Thursday, October 30, 2008

Relaxing Your Body

As the emerging field of mind-body medicine reminds us — and yogis and sages have been telling us for millennia — your body, your mind, and your heart form one seamless and inseparable whole. When your thoughts keep leaping like the proverbial monkey from worry to worry, your body responds by tightening and tensing, especially in certain key places like the throat, the heart, the solar plexus, and the belly. When the discomfort gets intense enough, you register it as an emotion — fear, perhaps, or anger or sadness.

Because it connects you with your direct experience — and ultimately with a realm of pure being beyond the mind — meditation naturally relaxes yourbody while it focuses your mind. As a beginner, though, you may not experience this natural relaxation for days or even weeks. So it can be helpful to practice one of the techniques in the following list before you meditate, especially if you tend to be noticeably tense. (If you’re one of those rare people who are generally so relaxed that you tend to drift off to sleep at the slightest provocation, you may want to skip this exercise.) Of course, relaxing your body has its own wonderful benefits — but your body won’t stay relaxed until you’re able to work with your mind.
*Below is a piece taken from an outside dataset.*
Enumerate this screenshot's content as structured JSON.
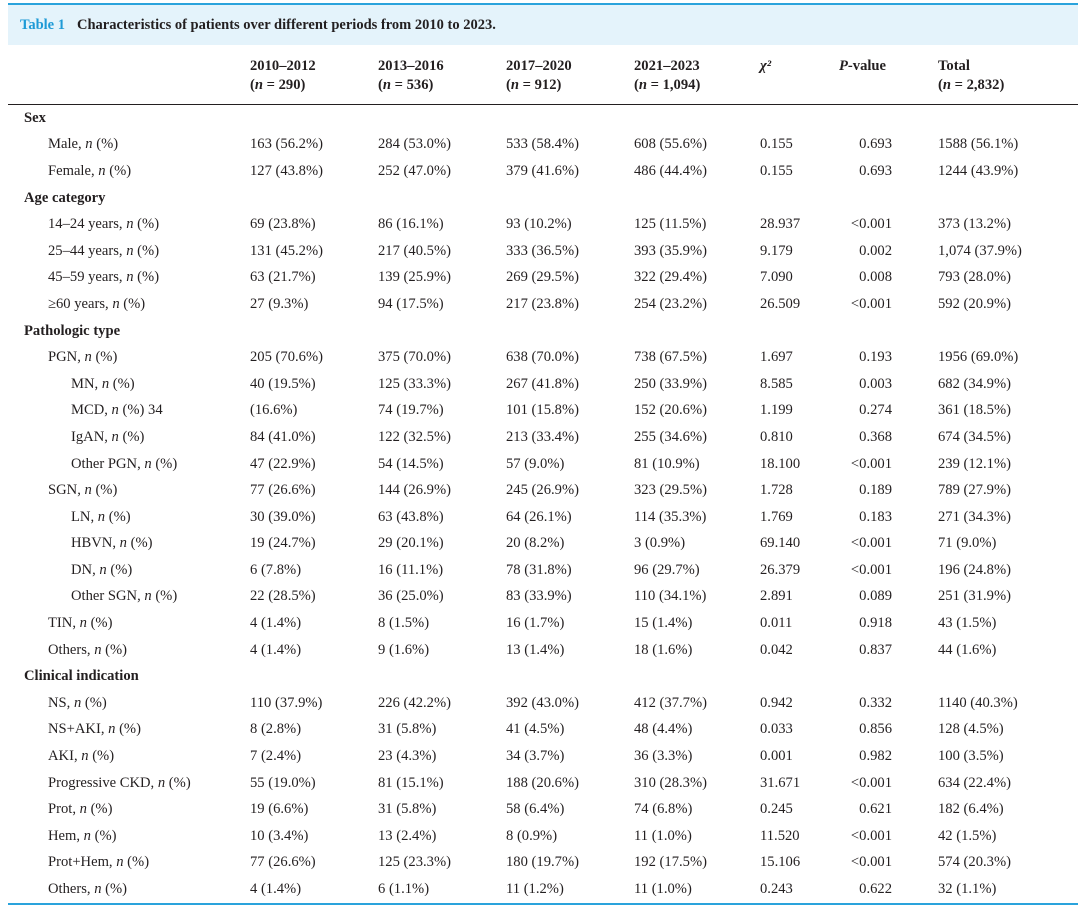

If you’ve never deliberately relaxed your body before, start with the meditation in the “Deep relaxation” sidebar. Because the meditation takes at least 15 minutes to complete, you probably won’t do it each time you meditate, but it does show you how to relax your body part by part. When you’ve practiced this exercise a few times, your body will have a memory of what it’s like to be deeply relaxed, and you can then advance to one of the five-minute relaxations listed here. By the way, deep relaxation is a great antidote for insomnia — just practice it in bed and then drift off to sleep!